The biggest advantage of this method is the most obvious: you never have to program this system. Of course, you will work hard, improving the principles of data processing by the system, while it will find more reasonable ways to extract information, but you will not tell the system what to look for. This means that she will be able to find patterns that people in general can skip or even not think about them. And since all that the program needs is data – 1 and 0 – it can be trained to perform various tasks, because the world is literally teeming with data. With a machine learning hammer in your hand, the digital world will be full of nails, ready to be activated.
But now think about the shortcomings. If you don’t train the computer, how do you know how it makes decisions? Machine learning systems cannot explain their thinking, which means that your algorithm may work well for the wrong reasons. In the same way, since all that the computer knows is the data that you give it, it can develop a bias towards things, or it can be good only in narrow tasks that are similar to the data that it has seen before. It does not have the common sense that you would expect from a person. You can create the best cat recognition software in the world, but it will never tell you that kittens cannot ride motorcycles or that the cat is likely to be called Koschey Immortal or Alexey Tolstoy.

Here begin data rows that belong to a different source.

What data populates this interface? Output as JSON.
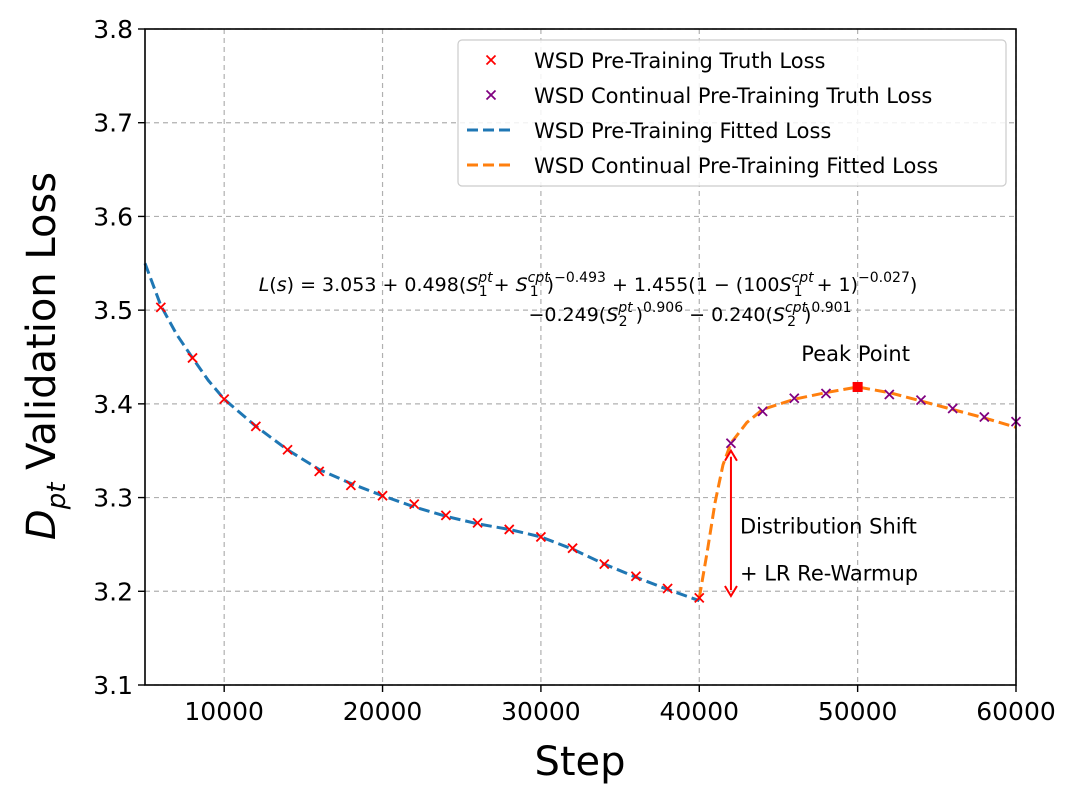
{
  "chart_data": {
    "type": "line",
    "xlabel": "Step",
    "ylabel": "D",
    "ylabel_sub": "pt",
    "ylabel_rest": " Validation Loss",
    "xlim": [
      5000,
      60000
    ],
    "ylim": [
      3.1,
      3.8
    ],
    "xticks": [
      10000,
      20000,
      30000,
      40000,
      50000,
      60000
    ],
    "xtick_labels": [
      "10000",
      "20000",
      "30000",
      "40000",
      "50000",
      "60000"
    ],
    "yticks": [
      3.1,
      3.2,
      3.3,
      3.4,
      3.5,
      3.6,
      3.7,
      3.8
    ],
    "ytick_labels": [
      "3.1",
      "3.2",
      "3.3",
      "3.4",
      "3.5",
      "3.6",
      "3.7",
      "3.8"
    ],
    "grid": true,
    "legend_position": "top-right",
    "series": [
      {
        "name": "WSD Pre-Training Truth Loss",
        "kind": "markers",
        "marker": "x",
        "color": "#ff0000",
        "x": [
          6000,
          8000,
          10000,
          12000,
          14000,
          16000,
          18000,
          20000,
          22000,
          24000,
          26000,
          28000,
          30000,
          32000,
          34000,
          36000,
          38000,
          40000
        ],
        "y": [
          3.503,
          3.449,
          3.405,
          3.376,
          3.351,
          3.328,
          3.313,
          3.302,
          3.293,
          3.281,
          3.273,
          3.266,
          3.258,
          3.246,
          3.229,
          3.216,
          3.203,
          3.193
        ]
      },
      {
        "name": "WSD Continual Pre-Training Truth Loss",
        "kind": "markers",
        "marker": "x",
        "color": "#800080",
        "x": [
          42000,
          44000,
          46000,
          48000,
          50000,
          52000,
          54000,
          56000,
          58000,
          60000
        ],
        "y": [
          3.358,
          3.392,
          3.406,
          3.411,
          3.418,
          3.41,
          3.404,
          3.395,
          3.386,
          3.381
        ]
      },
      {
        "name": "WSD Pre-Training Fitted Loss",
        "kind": "dashed-line",
        "color": "#1f77b4",
        "x": [
          5000,
          6000,
          7000,
          8000,
          9000,
          10000,
          12000,
          14000,
          16000,
          18000,
          20000,
          22000,
          24000,
          26000,
          28000,
          30000,
          32000,
          34000,
          36000,
          38000,
          40000
        ],
        "y": [
          3.55,
          3.505,
          3.474,
          3.449,
          3.425,
          3.405,
          3.376,
          3.351,
          3.33,
          3.315,
          3.302,
          3.29,
          3.28,
          3.272,
          3.266,
          3.258,
          3.245,
          3.229,
          3.215,
          3.202,
          3.19
        ]
      },
      {
        "name": "WSD Continual Pre-Training Fitted Loss",
        "kind": "dashed-line",
        "color": "#ff7f0e",
        "x": [
          40000,
          40500,
          41000,
          41500,
          42000,
          43000,
          44000,
          46000,
          48000,
          50000,
          52000,
          54000,
          56000,
          58000,
          60000
        ],
        "y": [
          3.193,
          3.242,
          3.295,
          3.335,
          3.358,
          3.38,
          3.394,
          3.405,
          3.412,
          3.418,
          3.412,
          3.403,
          3.394,
          3.385,
          3.375
        ]
      }
    ],
    "peak_point": {
      "x": 50000,
      "y": 3.418,
      "color": "#ff0000",
      "label": "Peak Point"
    },
    "arrow": {
      "x": 42000,
      "y_top": 3.35,
      "y_bottom": 3.195,
      "color": "#ff0000"
    },
    "annotation_line1": "Distribution Shift",
    "annotation_line2": "+ LR Re-Warmup",
    "formula_line1": "L(s) = 3.053 + 0.498(S1pt + S1cpt)−0.493 + 1.455(1 − (100S1cpt + 1)−0.027)",
    "formula_line2": "−0.249(S2pt)0.906 − 0.240(S2cpt)0.901"
  }
}
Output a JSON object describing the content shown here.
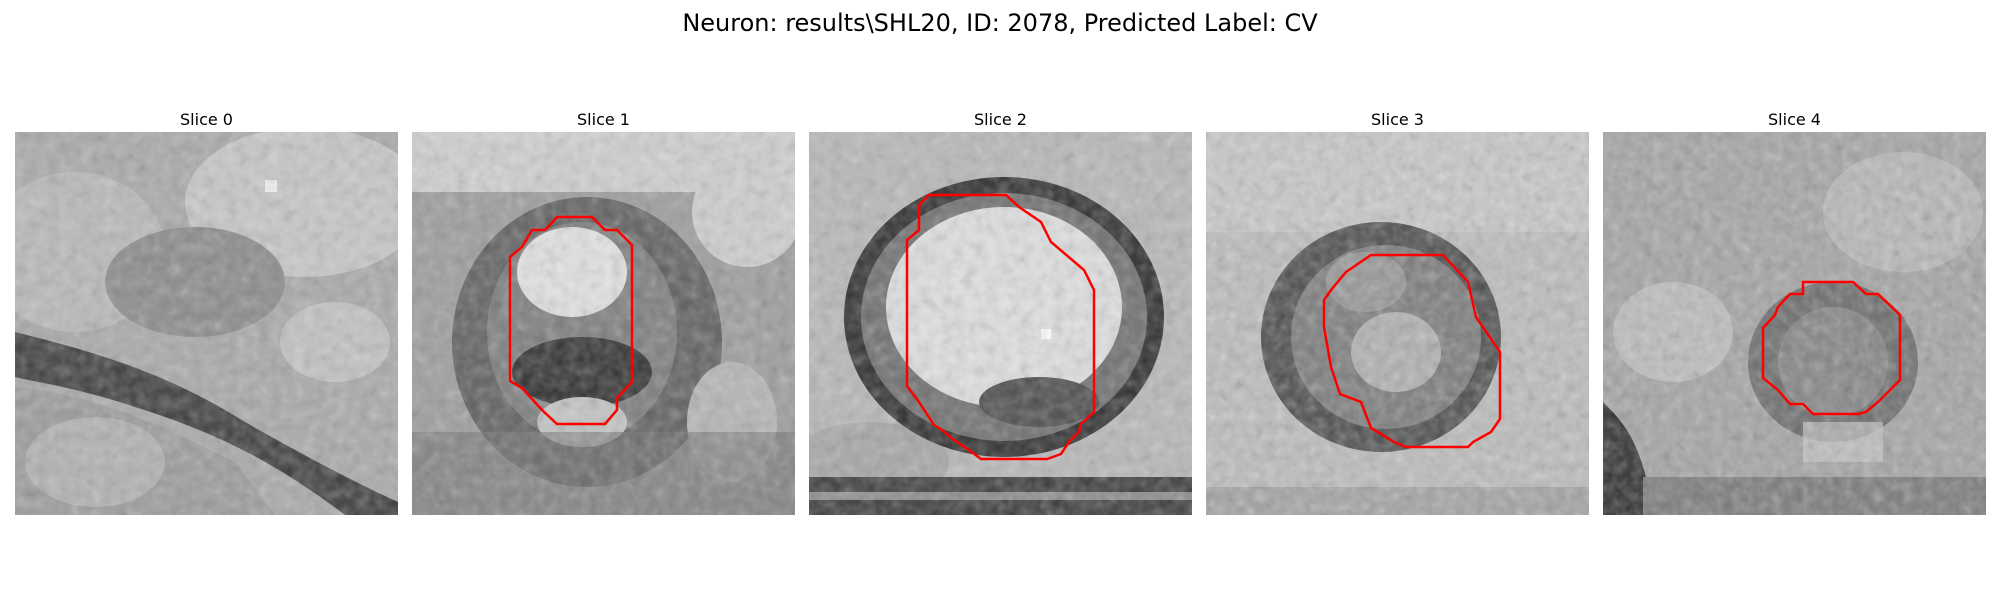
{
  "figure": {
    "title": "Neuron: results\\SHL20, ID: 2078, Predicted Label: CV",
    "contour_color": "#ff0000",
    "colormap": "gray",
    "panels": [
      {
        "title": "Slice 0",
        "has_contour": false
      },
      {
        "title": "Slice 1",
        "has_contour": true
      },
      {
        "title": "Slice 2",
        "has_contour": true
      },
      {
        "title": "Slice 3",
        "has_contour": true
      },
      {
        "title": "Slice 4",
        "has_contour": true
      }
    ]
  }
}
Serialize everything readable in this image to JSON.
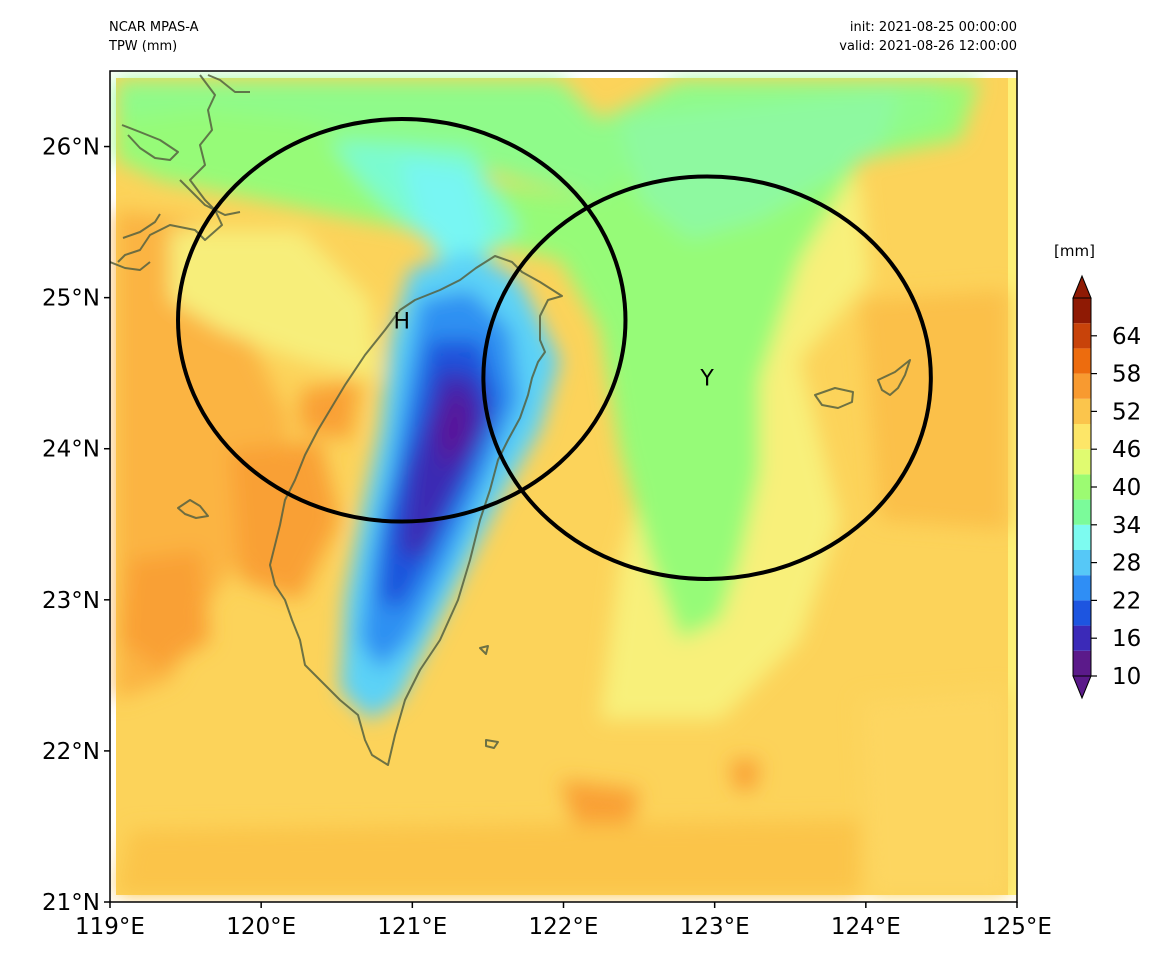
{
  "header": {
    "model": "NCAR MPAS-A",
    "variable": "TPW (mm)",
    "init": "init: 2021-08-25 00:00:00",
    "valid": "valid: 2021-08-26 12:00:00"
  },
  "map": {
    "lon_range": [
      119,
      125
    ],
    "lat_range": [
      21,
      26.5
    ],
    "lon_ticks": [
      "119°E",
      "120°E",
      "121°E",
      "122°E",
      "123°E",
      "124°E",
      "125°E"
    ],
    "lat_ticks": [
      "21°N",
      "22°N",
      "23°N",
      "24°N",
      "25°N",
      "26°N"
    ],
    "circles": [
      {
        "label": "H",
        "center_lon": 120.93,
        "center_lat": 24.85,
        "radius_deg": 1.48
      },
      {
        "label": "Y",
        "center_lon": 122.95,
        "center_lat": 24.47,
        "radius_deg": 1.48
      }
    ]
  },
  "colorbar": {
    "unit": "[mm]",
    "range": [
      10,
      70
    ],
    "tick_labels": [
      "10",
      "16",
      "22",
      "28",
      "34",
      "40",
      "46",
      "52",
      "58",
      "64"
    ],
    "colors": [
      "#5b1a8a",
      "#3b2ab8",
      "#1d55e0",
      "#2f8ef5",
      "#56c8f7",
      "#7dfbf0",
      "#7bfb9a",
      "#9cfb72",
      "#e0fb70",
      "#fde668",
      "#fbc54c",
      "#f89a30",
      "#ed6c0e",
      "#c8430a",
      "#8f1a04"
    ]
  }
}
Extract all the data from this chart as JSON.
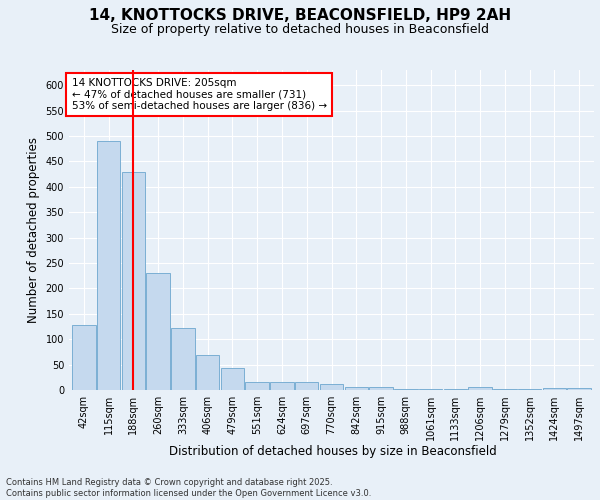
{
  "title_line1": "14, KNOTTOCKS DRIVE, BEACONSFIELD, HP9 2AH",
  "title_line2": "Size of property relative to detached houses in Beaconsfield",
  "xlabel": "Distribution of detached houses by size in Beaconsfield",
  "ylabel": "Number of detached properties",
  "categories": [
    "42sqm",
    "115sqm",
    "188sqm",
    "260sqm",
    "333sqm",
    "406sqm",
    "479sqm",
    "551sqm",
    "624sqm",
    "697sqm",
    "770sqm",
    "842sqm",
    "915sqm",
    "988sqm",
    "1061sqm",
    "1133sqm",
    "1206sqm",
    "1279sqm",
    "1352sqm",
    "1424sqm",
    "1497sqm"
  ],
  "values": [
    128,
    490,
    430,
    230,
    123,
    68,
    43,
    15,
    15,
    16,
    12,
    6,
    6,
    1,
    1,
    1,
    5,
    1,
    1,
    3,
    3
  ],
  "bar_color": "#c5d9ee",
  "bar_edge_color": "#7bafd4",
  "red_line_index": 2,
  "annotation_box_text": "14 KNOTTOCKS DRIVE: 205sqm\n← 47% of detached houses are smaller (731)\n53% of semi-detached houses are larger (836) →",
  "ylim": [
    0,
    630
  ],
  "yticks": [
    0,
    50,
    100,
    150,
    200,
    250,
    300,
    350,
    400,
    450,
    500,
    550,
    600
  ],
  "background_color": "#e8f0f8",
  "plot_bg_color": "#e8f0f8",
  "grid_color": "#ffffff",
  "footer_text": "Contains HM Land Registry data © Crown copyright and database right 2025.\nContains public sector information licensed under the Open Government Licence v3.0.",
  "title_fontsize": 11,
  "subtitle_fontsize": 9,
  "tick_fontsize": 7,
  "label_fontsize": 8.5,
  "footer_fontsize": 6
}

Teaching computers to learn independently is a brilliant trick. And like all the tricks, this one includes tricks. There is a reason in AI systems, if you want to call it that. But this is not an organic mind, and it does not play by the same rules as humans. You might as well ask: how smart is a book? What experience is coded in the pan?
Where are we now, with our artificial intelligence? After many years of headlines telling about the next big breakthrough (which has not happened yet, and the headlines do not subside), some experts come to the conclusion that we have reached a certain plateau. But this does not interfere with progress. As for research, there is a huge amount of opportunity to study with the knowledge already available to us, and as for the product, we saw only the tip of the algorithmic iceberg.
Kai-fu Lee, a venture capitalist and former artificial intelligence researcher, describes the current moment as the “introduction era” —when technology begins to “spill out of the lab into the world.” Benedict Evans compares machine learning with relational databases, which in the 90s made a fortune and changed entire industries, but it will be so ordinary that you will become bored if your view is clouded with the grandeur of cinema-like artificial intelligence. Now we are at the stage when the AI should become normal, familiar. Very soon, machine learning will be in each of us and we will stop paying attention to it.
But so far this has not happened.
At the moment, artificial intelligence – machine learning – is still something new that often remains unexplained or not well understood. But in the future it will become so familiar and mundane that you stop noticing it.